Monday, January 29, 2018
The Day of Reckoning for Cape Town
In the age of catastrophic climate change where storms are more violent and droughts more severe [see chart], Cape Town, South Africa faces "Day Zero". That is the day when the metropolis will shut off municipal water supplies. It will be the first major city to run out of water. The city's reservoirs are now at 26% of capacity; the taps will be turned off when they they reach 13.5%. At current rates of consumption, that will be a certainty by April 12th. About 60% of the city's residents are using in excess of 87 litres a day. The drought is the worst in a century; but the crisis is also exacerbated by the rapid growth of Cape Town without corresponding additions to water supply infrastructure. Desalination projects and new efforts to extract groundwater are still in the early stages. The city's reservoirs are resupplied by rain water. The city is implementing more restrictive water use regulations in an effort to stave off disaster.
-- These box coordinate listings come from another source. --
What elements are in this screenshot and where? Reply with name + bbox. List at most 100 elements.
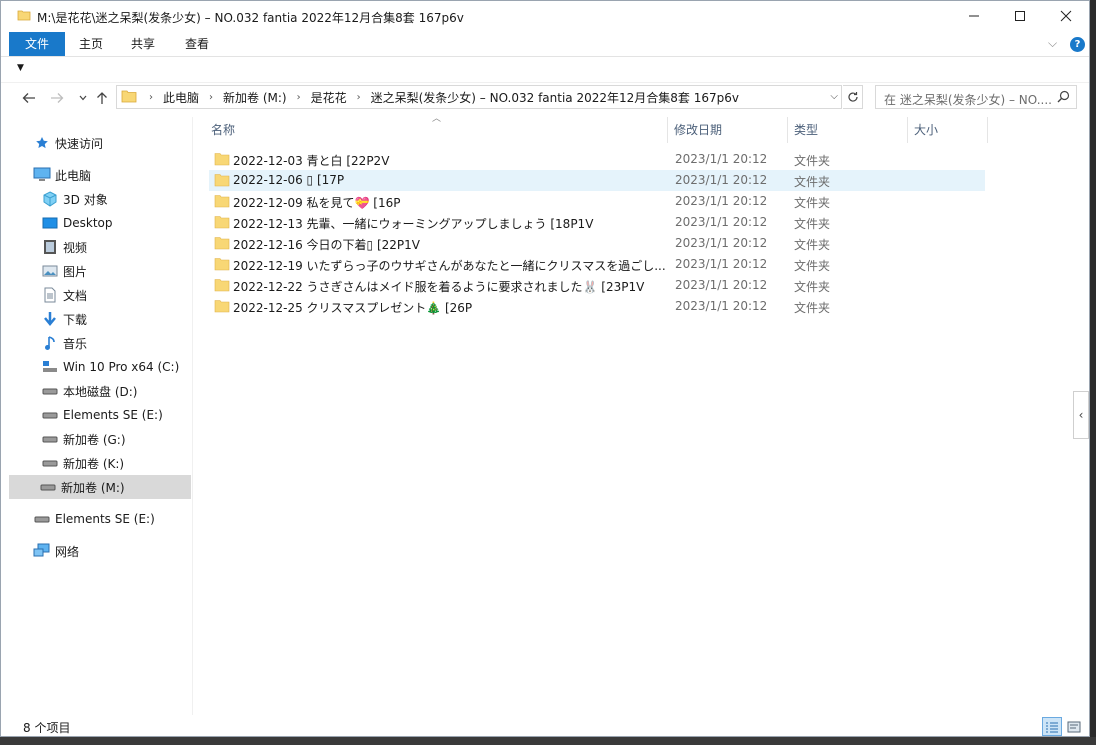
- list-item[interactable]: 2022-12-09 私を見て💝 [16P 2023/1/1 20:12 文件夹: [209, 191, 985, 212]
- drive-icon: [41, 407, 59, 423]
- nav-label: 此电脑: [55, 168, 92, 183]
- chevron-down-icon: [79, 95, 87, 101]
- address-dropdown-icon[interactable]: ⌵: [830, 91, 838, 102]
- nav-label: 文档: [63, 288, 88, 303]
- nav-label: 本地磁盘 (D:): [63, 384, 138, 399]
- large-icons-view-button[interactable]: [1064, 717, 1084, 736]
- breadcrumb-drive-m[interactable]: 新加卷 (M:): [223, 89, 287, 106]
- list-item[interactable]: 2022-12-06 ▯ [17P 2023/1/1 20:12 文件夹: [209, 170, 985, 191]
- computer-icon: [33, 167, 51, 183]
- column-header-type[interactable]: 类型: [788, 117, 908, 143]
- nav-label: 网络: [55, 544, 80, 559]
- nav-drive-d[interactable]: 本地磁盘 (D:): [41, 379, 137, 403]
- file-modified: 2023/1/1 20:12: [675, 194, 768, 208]
- nav-label: Desktop: [63, 216, 113, 230]
- list-item[interactable]: 2022-12-19 いたずらっ子のウサギさんがあなたと一緒にクリスマスを過ごし…: [209, 254, 985, 275]
- expand-ribbon-icon[interactable]: ⌵: [1048, 36, 1057, 51]
- nav-label: 新加卷 (G:): [63, 432, 126, 447]
- breadcrumb-separator-icon[interactable]: ›: [149, 92, 153, 103]
- breadcrumb-separator-icon[interactable]: ›: [297, 92, 301, 103]
- breadcrumb-separator-icon[interactable]: ›: [357, 92, 361, 103]
- nav-videos[interactable]: 视频: [41, 235, 87, 259]
- breadcrumb-current-folder[interactable]: 迷之呆梨(发条少女) – NO.032 fantia 2022年12月合集8套 …: [371, 89, 739, 106]
- nav-drive-m[interactable]: 新加卷 (M:): [9, 475, 191, 499]
- navigation-pane: 快速访问 此电脑 3D 对象 Desktop 视频 图片 文档 下载 音乐 Wi…: [1, 117, 193, 715]
- nav-network[interactable]: 网络: [33, 539, 79, 563]
- folder-icon: [214, 194, 230, 211]
- file-type: 文件夹: [794, 196, 831, 210]
- download-icon: [41, 311, 59, 327]
- maximize-button[interactable]: [997, 1, 1043, 31]
- folder-icon: [214, 278, 230, 295]
- breadcrumb-separator-icon[interactable]: ›: [209, 92, 213, 103]
- video-icon: [41, 239, 59, 255]
- nav-quick-access[interactable]: 快速访问: [33, 131, 103, 155]
- customize-toolbar-icon[interactable]: ▼: [17, 63, 24, 73]
- nav-label: 视频: [63, 240, 88, 255]
- minimize-button[interactable]: [951, 1, 997, 31]
- nav-elements-se[interactable]: Elements SE (E:): [33, 507, 155, 531]
- file-name: 2022-12-16 今日の下着▯ [22P1V: [233, 238, 421, 252]
- list-item[interactable]: 2022-12-03 青と白 [22P2V 2023/1/1 20:12 文件夹: [209, 149, 985, 170]
- breadcrumb-this-pc[interactable]: 此电脑: [163, 89, 199, 106]
- nav-this-pc[interactable]: 此电脑: [33, 163, 91, 187]
- file-type: 文件夹: [794, 259, 831, 273]
- nav-pictures[interactable]: 图片: [41, 259, 87, 283]
- desktop-icon: [41, 215, 59, 231]
- navigation-bar: › 此电脑 › 新加卷 (M:) › 是花花 › 迷之呆梨(发条少女) – NO.032…: [1, 83, 1089, 113]
- nav-3d-objects[interactable]: 3D 对象: [41, 187, 108, 211]
- drive-icon: [39, 479, 57, 495]
- nav-documents[interactable]: 文档: [41, 283, 87, 307]
- forward-button[interactable]: [47, 87, 67, 109]
- help-icon[interactable]: ?: [1070, 37, 1085, 52]
- nav-drive-c[interactable]: Win 10 Pro x64 (C:): [41, 355, 179, 379]
- network-icon: [33, 543, 51, 559]
- search-input[interactable]: 在 迷之呆梨(发条少女) – NO....: [884, 91, 1054, 108]
- breadcrumb-folder[interactable]: 是花花: [311, 89, 347, 106]
- nav-label: Win 10 Pro x64 (C:): [63, 360, 180, 374]
- file-type: 文件夹: [794, 154, 831, 168]
- recent-locations-button[interactable]: [73, 87, 93, 109]
- item-count: 8 个项目: [23, 721, 71, 735]
- nav-music[interactable]: 音乐: [41, 331, 87, 355]
- folder-icon: [214, 152, 230, 169]
- nav-drive-e[interactable]: Elements SE (E:): [41, 403, 163, 427]
- file-type: 文件夹: [794, 301, 831, 315]
- nav-label: 图片: [63, 264, 88, 279]
- preview-pane-toggle[interactable]: ‹: [1073, 391, 1089, 439]
- column-header-size[interactable]: 大小: [908, 117, 988, 143]
- column-header-modified[interactable]: 修改日期: [668, 117, 788, 143]
- search-box[interactable]: 在 迷之呆梨(发条少女) – NO....: [875, 85, 1077, 109]
- refresh-icon: [847, 92, 858, 102]
- close-button[interactable]: [1043, 1, 1089, 31]
- status-bar: 8 个项目: [1, 715, 1089, 736]
- nav-label: 新加卷 (M:): [61, 480, 125, 495]
- file-modified: 2023/1/1 20:12: [675, 152, 768, 166]
- details-view-button[interactable]: [1042, 717, 1062, 736]
- picture-icon: [41, 263, 59, 279]
- tab-view[interactable]: 查看: [171, 32, 223, 56]
- list-item[interactable]: 2022-12-16 今日の下着▯ [22P1V 2023/1/1 20:12 …: [209, 233, 985, 254]
- list-item[interactable]: 2022-12-25 クリスマスプレゼント🎄 [26P 2023/1/1 20:…: [209, 296, 985, 317]
- address-bar[interactable]: › 此电脑 › 新加卷 (M:) › 是花花 › 迷之呆梨(发条少女) – NO.032…: [116, 85, 842, 109]
- list-item[interactable]: 2022-12-13 先輩、一緒にウォーミングアップしましょう [18P1V 2…: [209, 212, 985, 233]
- refresh-button[interactable]: [843, 85, 863, 109]
- tab-file[interactable]: 文件: [9, 32, 65, 56]
- file-modified: 2023/1/1 20:12: [675, 173, 768, 187]
- list-item[interactable]: 2022-12-22 うさぎさんはメイド服を着るように要求されました🐰 [23P…: [209, 275, 985, 296]
- nav-desktop[interactable]: Desktop: [41, 211, 113, 235]
- tab-home[interactable]: 主页: [67, 32, 115, 56]
- tab-share[interactable]: 共享: [119, 32, 167, 56]
- nav-downloads[interactable]: 下载: [41, 307, 87, 331]
- drive-icon: [41, 431, 59, 447]
- up-button[interactable]: [92, 87, 112, 109]
- nav-label: 下载: [63, 312, 88, 327]
- back-button[interactable]: [19, 87, 39, 109]
- file-type: 文件夹: [794, 217, 831, 231]
- file-name: 2022-12-03 青と白 [22P2V: [233, 154, 390, 168]
- search-icon[interactable]: [1057, 90, 1070, 106]
- folder-icon: [121, 88, 137, 107]
- nav-drive-k[interactable]: 新加卷 (K:): [41, 451, 124, 475]
- column-header-name[interactable]: 名称: [205, 117, 668, 143]
- nav-drive-g[interactable]: 新加卷 (G:): [41, 427, 126, 451]
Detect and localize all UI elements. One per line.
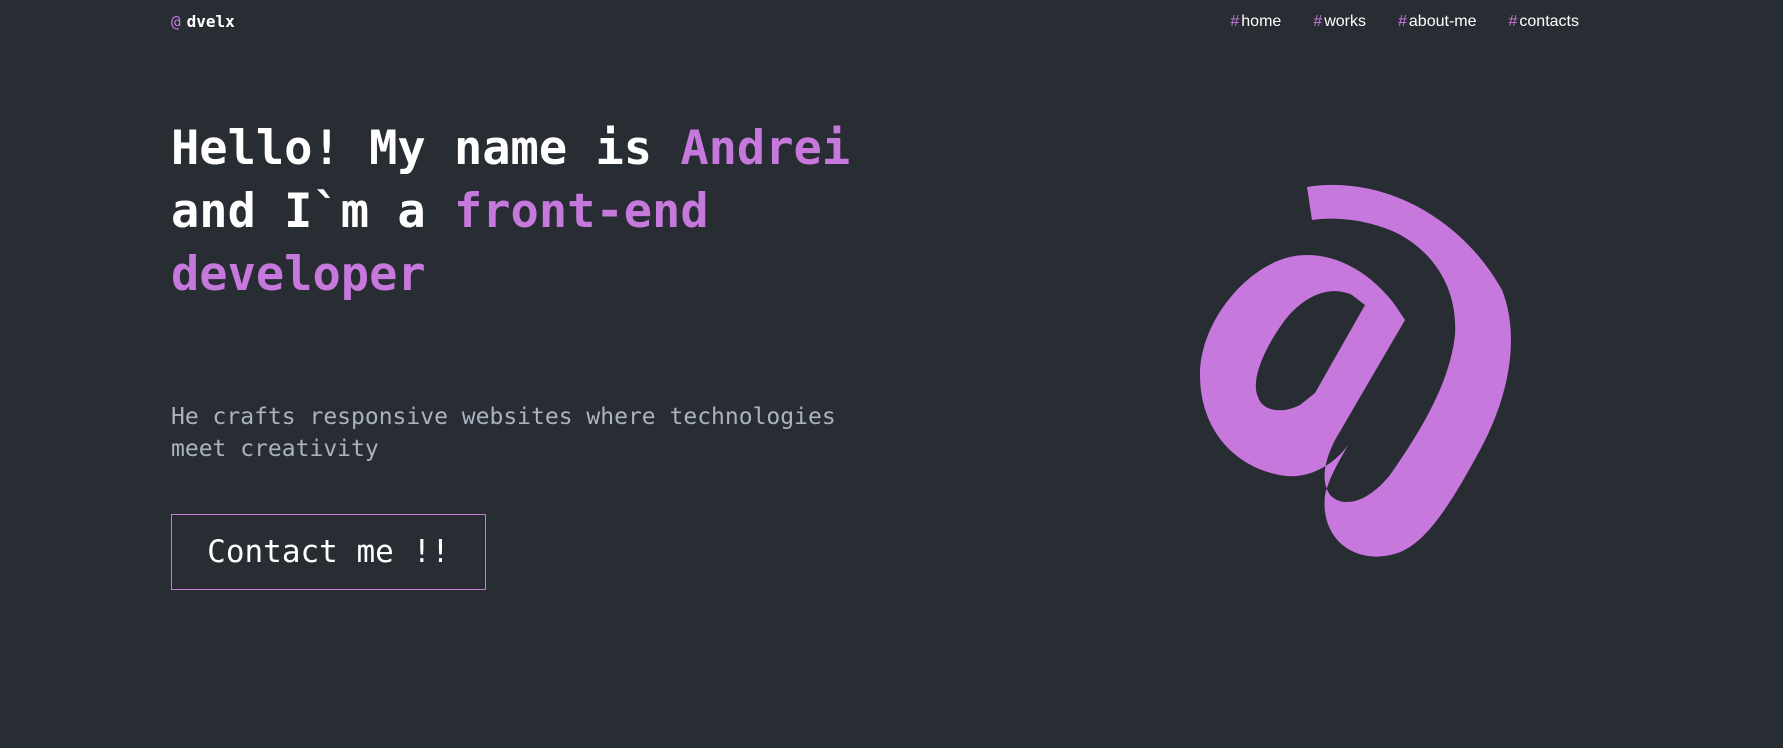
logo-text: dvelx	[186, 12, 235, 31]
hero-headline: Hello! My name is Andrei and I`m a front-…	[171, 117, 911, 306]
nav-hash: #	[1508, 13, 1518, 30]
nav-label: about-me	[1408, 13, 1477, 30]
logo[interactable]: @ dvelx	[171, 12, 235, 32]
nav-item-works[interactable]: # works	[1313, 12, 1366, 32]
headline-role: front-end	[453, 184, 709, 239]
nav-hash: #	[1313, 13, 1323, 30]
nav-item-contacts[interactable]: # contacts	[1509, 12, 1580, 32]
nav-label: works	[1324, 13, 1366, 30]
nav-hash: #	[1230, 13, 1240, 30]
headline-name: Andrei	[680, 121, 851, 176]
nav-hash: #	[1398, 13, 1407, 30]
main-nav: # home # works # about-me # contacts	[1230, 12, 1579, 32]
nav-label: contacts	[1519, 13, 1579, 30]
nav-item-about-me[interactable]: # about-me	[1398, 12, 1477, 32]
headline-intro: and I`m a	[171, 184, 454, 239]
headline-role-continued: developer	[171, 247, 426, 302]
nav-label: home	[1241, 13, 1282, 30]
contact-me-button[interactable]: Contact me !!	[171, 514, 486, 590]
nav-item-home[interactable]: # home	[1230, 12, 1281, 32]
page: @ dvelx # home # works # about-me # contacts…	[0, 0, 1783, 748]
hero-subtitle: He crafts responsive websites where tech…	[171, 404, 836, 462]
headline-greeting: Hello! My name is	[171, 121, 681, 176]
logo-at-icon: @	[171, 12, 181, 31]
at-sign-icon	[1200, 184, 1511, 557]
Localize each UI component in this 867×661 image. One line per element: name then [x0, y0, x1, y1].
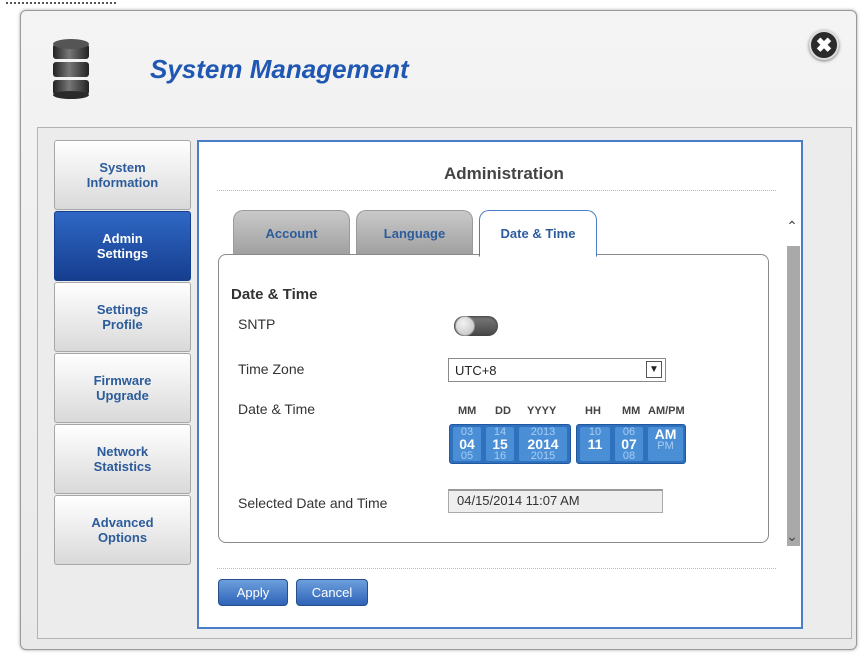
- background-window-edge: [0, 0, 867, 10]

It is also planning for transportation of drinking water to collection points for residents where they will have to queue daily to meet their limit of 6.6 gallons per day of water. Queues are already forming at natural springs around the city as residents seek
to minimize mains usage and build up emergency supplies. That is the amount the World Health Organization says is the minimum necessary to support humans in an emergency. But it will simply not be enough without extreme rationing; current planning calls for a total city consumption of 450 million litres per day.